- Festival poster
- Directed by: Luca Boni; Marco Ristori;
- Written by: Luca Boni; Marco Ristori; Russell Romick;
- Produced by: Uwe Boll; Luca Boni; Marco Ristori; Benjamin Krotin;
- Starring: Tara Cardinal; Mike Mitchell; Christian Boeving;
- Cinematography: Mirco Sgarzi
- Edited by: Marco Ristori
- Production companies: 1988 Games; Boll Kino Beteiligungs;
- Distributed by: Entertainment One
- Release date: July 1, 2013;
- Running time: 90 minutes
- Countries: Italy; United States; Germany; Canada;
- Language: English

= Zombie Massacre (film) =

2013 film

Zombie Massacre (UK DVD title: Apocalypse Z) is a 2013 horror film written and directed by Luca Boni and Marco Ristori. Uwe Boll served as producer and acted within the film in the role of President of the United States. The film stars ex-bodybuilder Christian Boeving, Mike Mitchell, and Tara Cardinal, and is an adaptation of the Wii video game of the same name, developed by 1988 Games. The film had its UK DVD release on July 1, 2013. The sequel, Zombie Massacre 2: Reich of the Dead, was released in 2015.

==Plot==
As the U.S. government begins experimenting with a bacteriological weapon in a small town in Eastern Europe, a disaster occurs in which the weapon spreads its effects on the citizens of the area, turning them into mutated zombies.
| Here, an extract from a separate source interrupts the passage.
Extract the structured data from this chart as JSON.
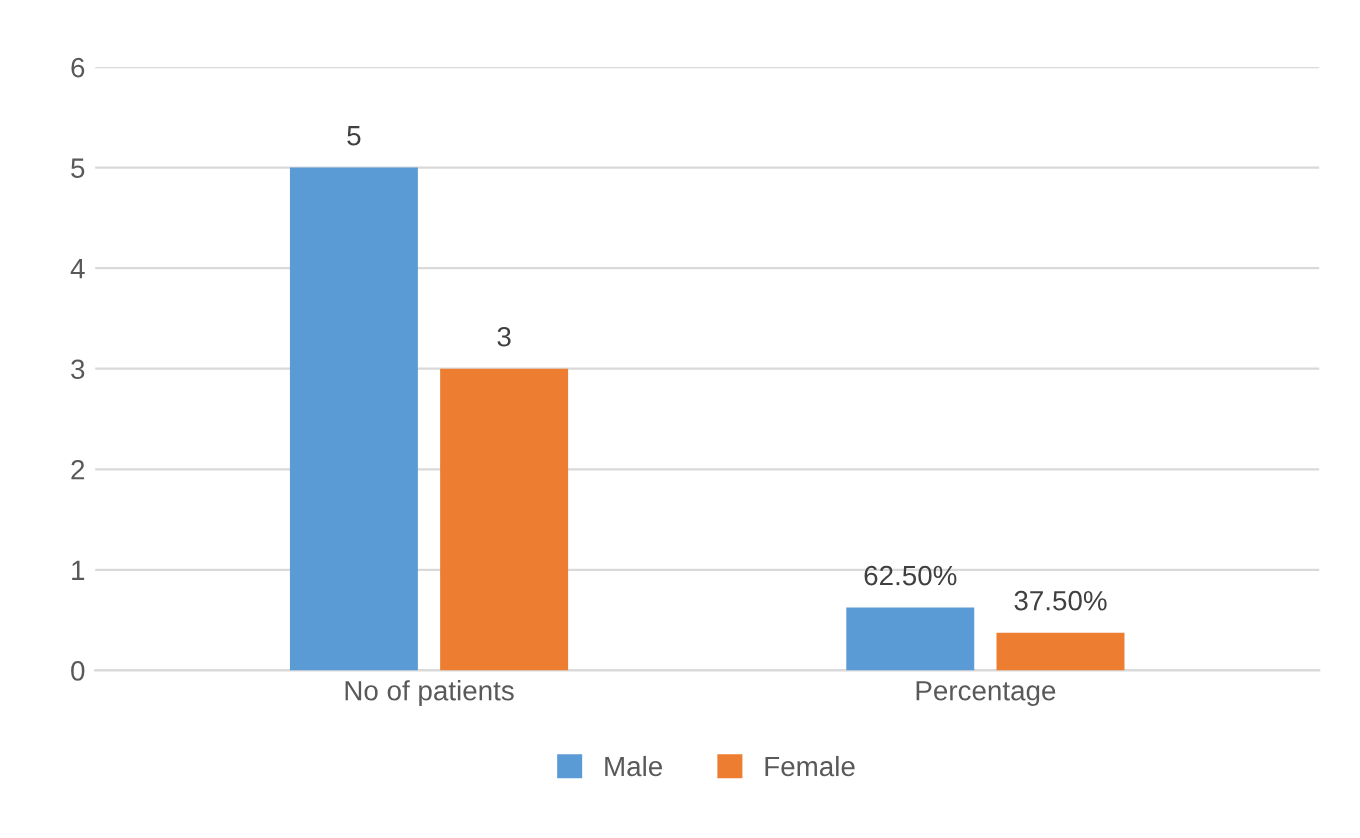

To cover up the exposure and make it look like a nuclear meltdown of an area power station, the U.S. President orders a team of contracted mercenaries to be sent in to wipe out the zombie plague and secure the "accident" while facing off with the zombie horde.

==Cast==
- Christian Boeving as Jack Stone
- Mike Mitchell as John 'Mad Dog' McKellen
- Tara Cardinal as Eden Shizuka
- Jon Campling as Doug Mulligan
- Carl Wharton as General Carter
- Daniel Vivian as Dragan Ilic
- Nathalia Henao as Claire Howard
- Gerry Shanahan as Doctor Neumann
- Ivy Corbin as Sam Neumann
- Michael Segal as First Victim / Ultimate creature
- Uwe Boll as President of the US

==Production==

Apocalypse Z, UK DVD cover

In 2007, plans for the film and Wii video game were first announced. In 2011, it was announced that Boni and Ristori were attached to direct, with filming expected to take place the following year. In October 2012, a trailer for Apocalypse Z was released.

==Release==
Zombie Massacre was released on Blu-ray on August 29, 2013, but according to The Numbers both DVD and Blu-ray haven't been released until November 2013.

==Reception==
HorrorNews.net gave the film a rating of C−, stating that while the film was "overall [awful]", the directing and makeup effects were a highlight.

==Sequel==
A sequel, Zombie Massacre 2: Reich of the Dead, also directed by Luca Boni and Marco Ristori was released in 2015.